Hal lain yang terjadi, Arko menambahkan, perusahaan malah mengkriminalisasi pekerja. Ia mengambil contoh kasus ledakan tungku smelter di PT ITSS ketika dua tenaga kerja asing (TKA) Cina malah menjadi tersangka. “Hilirisasi hanya menjadi jargon kampanye tanpa melihat aspek hak asasi manusia, lingkungan, serta pemenuhan hak-hak buruh,” kata Arko.
Hal senada dibenarkan Ketua Harian Serikat Pekerja Industri Morowali-Konfederasi Persatuan Buruh Indonesia (SPIM-KPBI) Jordii Goral. Ia mengatakan perusahaan menutup ruang bila terjadi kecelakaan kerja. “Tidak ada transparansi setiap ada kecelakaan kerja,” katanya kepada Tempo, Kamis, 31 Oktober 2024. “Jika terjadi accident, mereka cuma selalu bilang dalam tahap investigasi.”

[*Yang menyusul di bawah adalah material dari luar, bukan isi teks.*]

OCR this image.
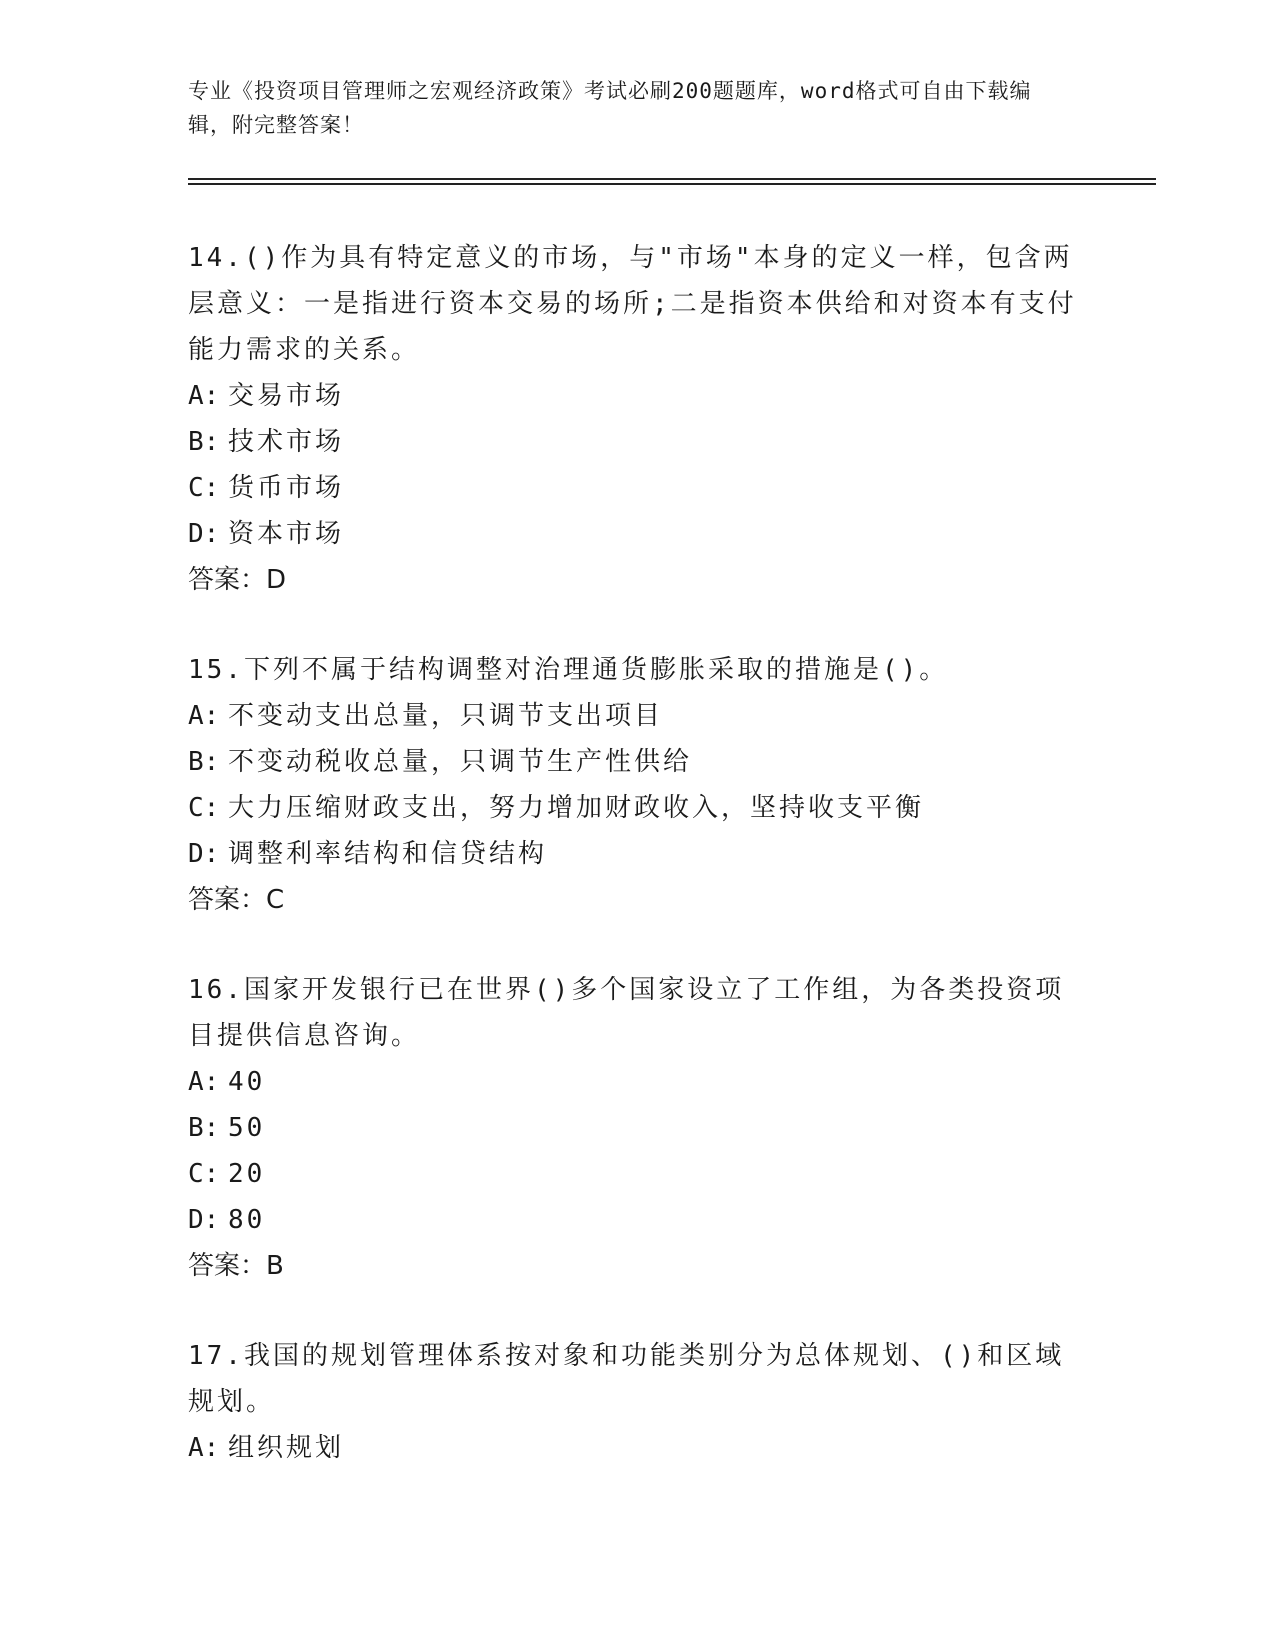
专业《投资项目管理师之宏观经济政策》考试必刷200题题库，word格式可自由下载编辑，附完整答案！

14.()作为具有特定意义的市场，与"市场"本身的定义一样，包含两层意义：一是指进行资本交易的场所;二是指资本供给和对资本有支付能力需求的关系。

A: 交易市场

B: 技术市场

C: 货币市场

D: 资本市场

答案：D

15.下列不属于结构调整对治理通货膨胀采取的措施是()。

A: 不变动支出总量，只调节支出项目

B: 不变动税收总量，只调节生产性供给

C: 大力压缩财政支出，努力增加财政收入，坚持收支平衡

D: 调整利率结构和信贷结构

答案：C

16.国家开发银行已在世界()多个国家设立了工作组，为各类投资项目提供信息咨询。

A: 40

B: 50

C: 20

D: 80

答案：B

17.我国的规划管理体系按对象和功能类别分为总体规划、()和区域规划。

A: 组织规划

Jordi meminta sistem manajemen keselamatan dan kesehatan kerja (SMK3) dibenahi. Ia juga mendesak pemerintah mengaudit sistem K3 di PT IMIP, menuntut revisi Undang-Undang Keselamatan Kerja, serta memberi hak secara normative kepada korban kecelakaan kerja serta keluarganya. “Selain itu, kami mendesak agar aktor pelaku pelanggar K3 diproses secara hukum,” ujar Jordi.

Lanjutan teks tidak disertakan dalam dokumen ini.